Psychologie des Wandels
H. Awad, S. & Zittuon, T. (2024)
Das Interview zwischen Sarah Awad und Tania Zittoun konzentriert sich auf die Psychologie des Wandels und bietet tiefgehende Einblicke in die Natur von Veränderungen und deren Auswirkungen auf den Menschen. Tania Zittoun, Professorin für soziokulturelle Psychologie, beschäftigt sich intensiv mit der Entwicklung und den Übergängen im Lebenslauf. Sie nutzt Konzepte aus der semiotischen Kulturpsychologie, Psychoanalyse und Sozialwissenschaften, um die Komplexität menschlicher Entwicklung zu erfassen.
Zittoun betont, dass die Psychologie weit mehr umfasst als nur das Verhalten oder mentale Phänomene. Sie sieht die Psychologie als eine Wissenschaft, die darauf abzielt, die menschliche Erfahrung in ihrer Gesamtheit zu verstehen, einschließlich der Interaktion des Individuums mit seiner äußeren und inneren Welt. Dabei hebt sie hervor, dass psychologische Theorien und Praktiken oft Normen beinhalten, die unsere Bewertung von Entwicklung und Veränderung prägen. Diese Normen sind kulturell und historisch bedingt und beeinflussen unser Verständnis von menschlicher Entwicklung.
Ein zentraler Aspekt im Umgang mit Veränderungen sind symbolische Ressourcen wie Sprache, Kunst, Traditionen und Rituale. Diese Ressourcen ermöglichen es Menschen, ihre Identität und Lebensgeschichte zu gestalten und sich an große Veränderungen anzupassen. Die Imagination spielt dabei eine wesentliche Rolle, da sie eng mit diesen symbolischen Ressourcen verbunden ist. Durch die Imagination entwickeln Menschen neue Ideen und Zukunftsperspektiven, was für die menschliche Entwicklung und die Anpassung an Veränderungen von zentraler Bedeutung ist.

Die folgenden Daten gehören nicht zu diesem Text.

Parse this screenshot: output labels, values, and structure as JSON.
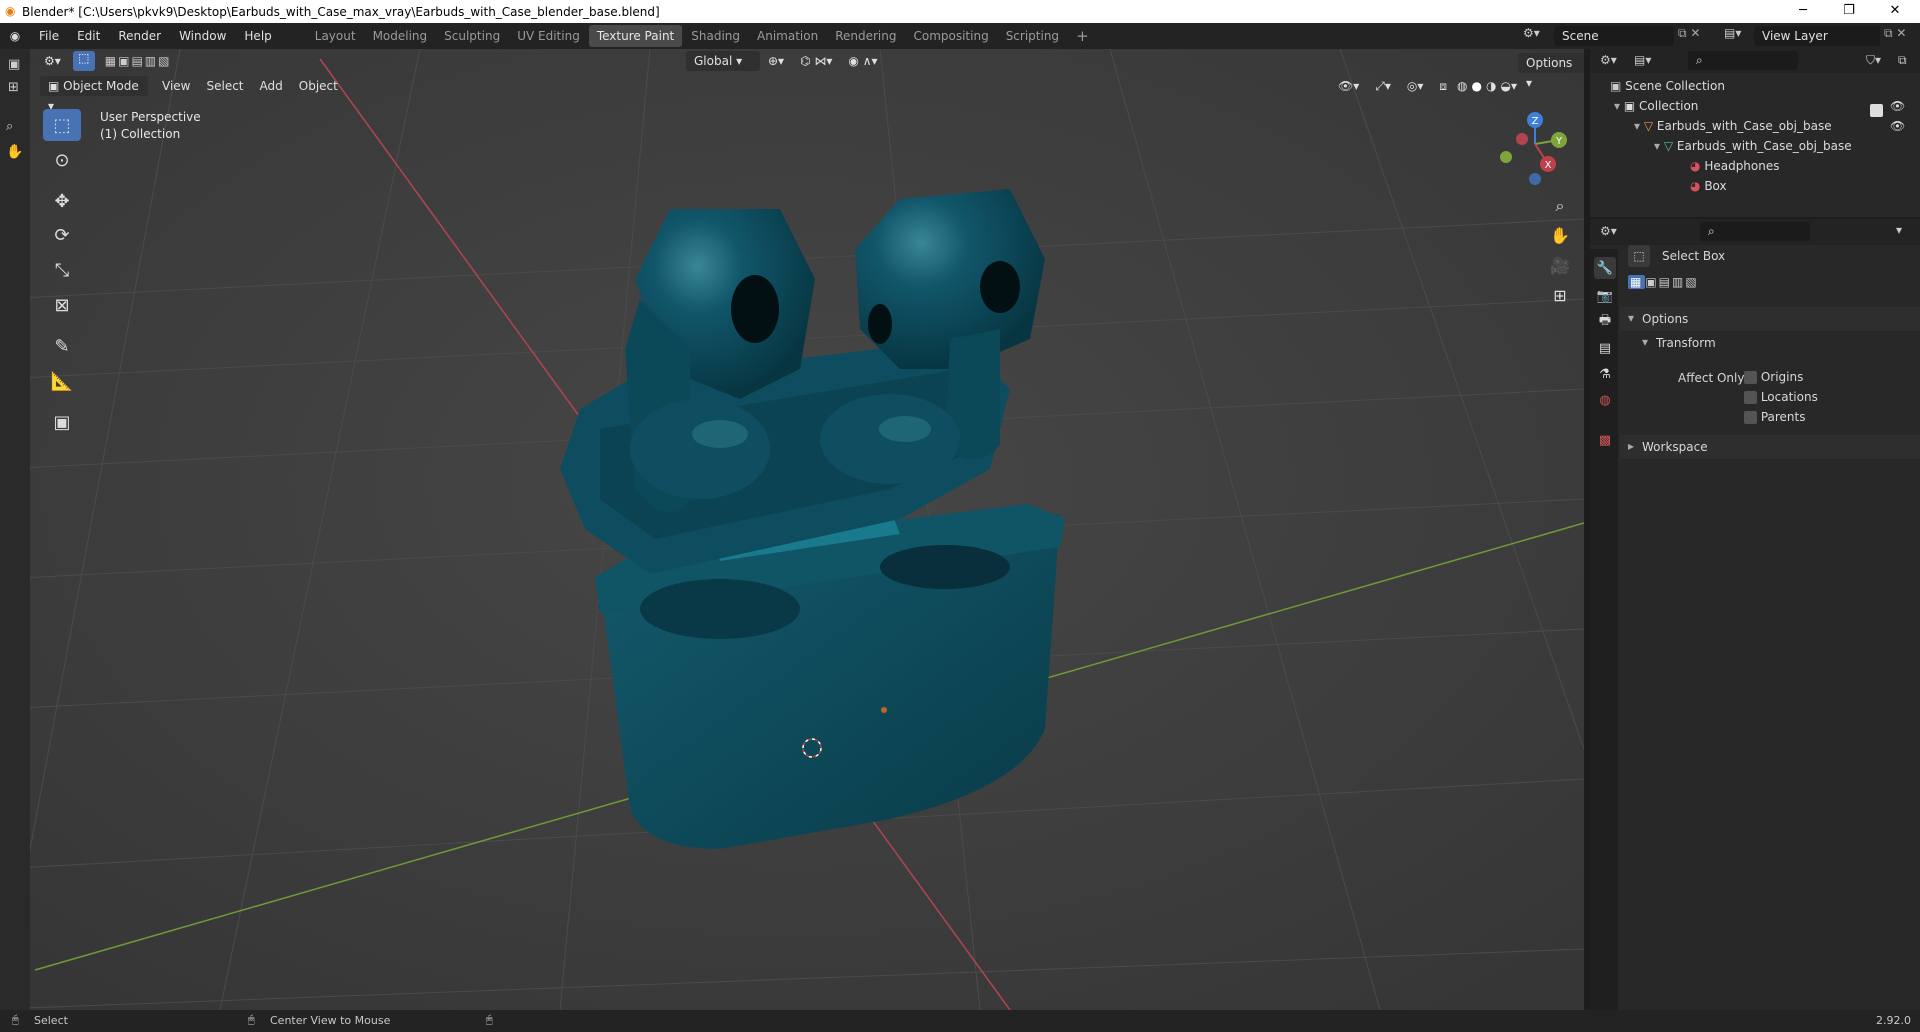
{
  "window": {
    "title": "Blender* [C:\\Users\\pkvk9\\Desktop\\Earbuds_with_Case_max_vray\\Earbuds_with_Case_blender_base.blend]"
  },
  "menu": [
    "File",
    "Edit",
    "Render",
    "Window",
    "Help"
  ],
  "workspaces": [
    "Layout",
    "Modeling",
    "Sculpting",
    "UV Editing",
    "Texture Paint",
    "Shading",
    "Animation",
    "Rendering",
    "Compositing",
    "Scripting"
  ],
  "active_workspace": "Texture Paint",
  "scene": {
    "name": "Scene",
    "view_layer": "View Layer"
  },
  "tool_header": {
    "transform_orientation": "Global",
    "options_label": "Options"
  },
  "viewport": {
    "mode": "Object Mode",
    "menus": [
      "View",
      "Select",
      "Add",
      "Object"
    ],
    "overlay_title": "User Perspective",
    "overlay_collection": "(1) Collection",
    "gizmo_axes": [
      "Z",
      "Y",
      "X"
    ]
  },
  "outliner": {
    "root": "Scene Collection",
    "items": [
      {
        "label": "Collection",
        "icon": "collection-icon"
      },
      {
        "label": "Earbuds_with_Case_obj_base",
        "icon": "object-icon"
      },
      {
        "label": "Earbuds_with_Case_obj_base",
        "icon": "mesh-icon"
      },
      {
        "label": "Headphones",
        "icon": "material-icon"
      },
      {
        "label": "Box",
        "icon": "material-icon"
      }
    ]
  },
  "properties": {
    "tool_name": "Select Box",
    "options_label": "Options",
    "transform_label": "Transform",
    "affect_only_label": "Affect Only",
    "checkboxes": [
      "Origins",
      "Locations",
      "Parents"
    ],
    "workspace_label": "Workspace"
  },
  "status": {
    "left": "Select",
    "middle": "Center View to Mouse",
    "version": "2.92.0"
  },
  "colors": {
    "accent": "#4772b3",
    "model": "#0e4a5a",
    "x_axis": "#c0404a",
    "y_axis": "#7fa53a",
    "z_axis": "#3f7fd8"
  }
}
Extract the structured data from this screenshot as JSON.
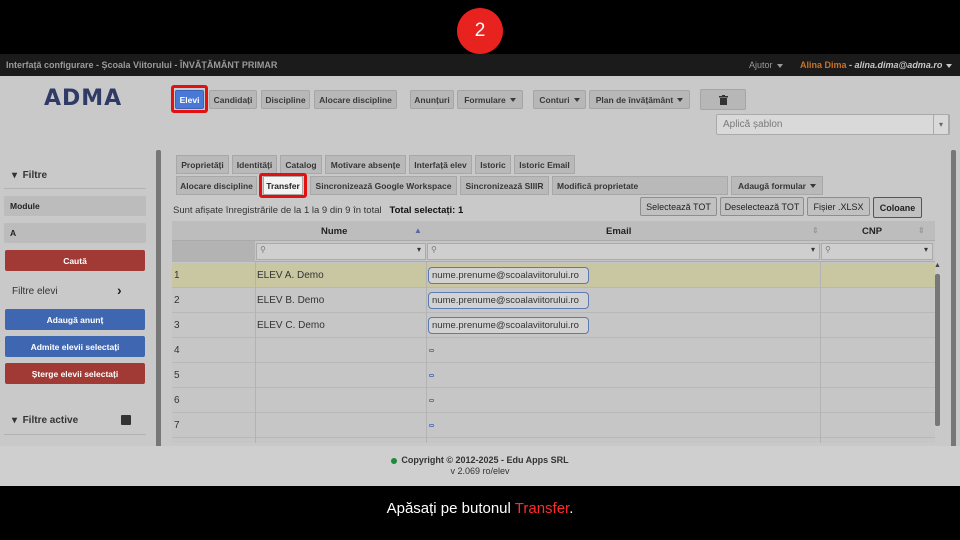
{
  "step_number": "2",
  "topbar": {
    "title": "Interfață configurare - Școala Viitorului - ÎNVĂȚĂMÂNT PRIMAR",
    "help": "Ajutor",
    "user_name": "Alina Dima",
    "user_sep": " - ",
    "user_email": "alina.dima@adma.ro"
  },
  "logo": "ADMA",
  "toolbar": {
    "elevi": "Elevi",
    "candidati": "Candidați",
    "discipline": "Discipline",
    "alocare_discipline": "Alocare discipline",
    "anunturi": "Anunțuri",
    "formulare": "Formulare",
    "conturi": "Conturi",
    "plan": "Plan de învățământ",
    "template_placeholder": "Aplică șablon"
  },
  "sidebar": {
    "filters_title": "Filtre",
    "module_label": "Module",
    "a_label": "A",
    "search_button": "Caută",
    "student_filters": "Filtre elevi",
    "add_announcement": "Adaugă anunț",
    "admit_selected": "Admite elevii selectați",
    "delete_selected": "Șterge elevii selectați",
    "active_filters": "Filtre active"
  },
  "tabs_row1": [
    "Proprietăți",
    "Identități",
    "Catalog",
    "Motivare absențe",
    "Interfață elev",
    "Istoric",
    "Istoric Email"
  ],
  "tabs_row2": {
    "alocare": "Alocare discipline",
    "transfer": "Transfer",
    "google": "Sincronizează Google Workspace",
    "siiir": "Sincronizează SIIIR",
    "modifica": "Modifică proprietate",
    "adauga_formular": "Adaugă formular"
  },
  "info": {
    "showing": "Sunt afișate înregistrările de la 1 la 9 din 9 în total",
    "total_selected": "Total selectați: 1"
  },
  "actions": {
    "select_all": "Selectează TOT",
    "deselect_all": "Deselectează TOT",
    "xlsx": "Fișier .XLSX",
    "columns": "Coloane"
  },
  "grid": {
    "columns": [
      "Nume",
      "Email",
      "CNP"
    ],
    "rows": [
      {
        "num": "1",
        "name": "ELEV A. Demo",
        "email": "nume.prenume@scoalaviitorului.ro"
      },
      {
        "num": "2",
        "name": "ELEV B. Demo",
        "email": "nume.prenume@scoalaviitorului.ro"
      },
      {
        "num": "3",
        "name": "ELEV C. Demo",
        "email": "nume.prenume@scoalaviitorului.ro"
      },
      {
        "num": "4",
        "name": "",
        "email": ""
      },
      {
        "num": "5",
        "name": "",
        "email": ""
      },
      {
        "num": "6",
        "name": "",
        "email": ""
      },
      {
        "num": "7",
        "name": "",
        "email": ""
      }
    ]
  },
  "footer": {
    "copyright": "Copyright © 2012-2025 - Edu Apps SRL",
    "version": "v 2.069 ro/elev"
  },
  "caption": {
    "prefix": "Apăsați pe butonul ",
    "highlight": "Transfer",
    "suffix": "."
  }
}
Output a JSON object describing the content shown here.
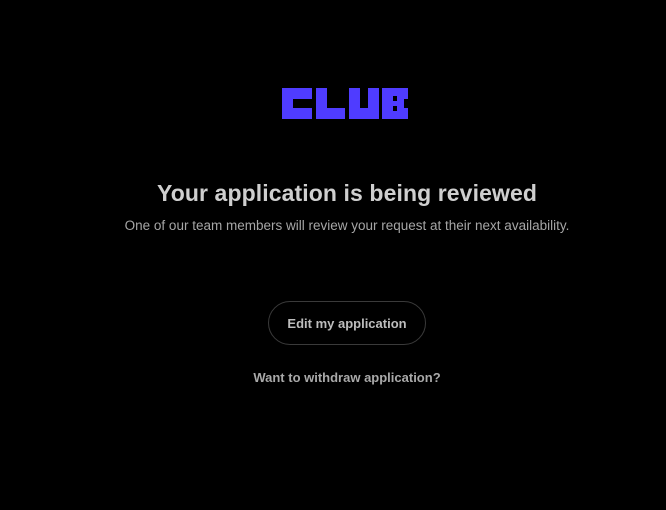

Zittoun zeigt auf, dass Menschen in Zeiten des Wandels eine Vielzahl von symbolischen Ressourcen nutzen, um große Lebensveränderungen zu bewältigen. Geschichten, Rituale und kulturelle Symbole bieten dabei Unterstützung und Orientierung. Eine der Herausforderungen für die zukünftige Forschung besteht darin, die sich schnell ändernden kulturellen und sozialen Kontexte sowie die Vielfalt der Erfahrungen zu berücksichtigen. Zittoun fordert, dass die Imagination und kreative Prozesse stärker in den Fokus gerückt werden, um besser zu verstehen, wie Menschen sich an Veränderungen anpassen.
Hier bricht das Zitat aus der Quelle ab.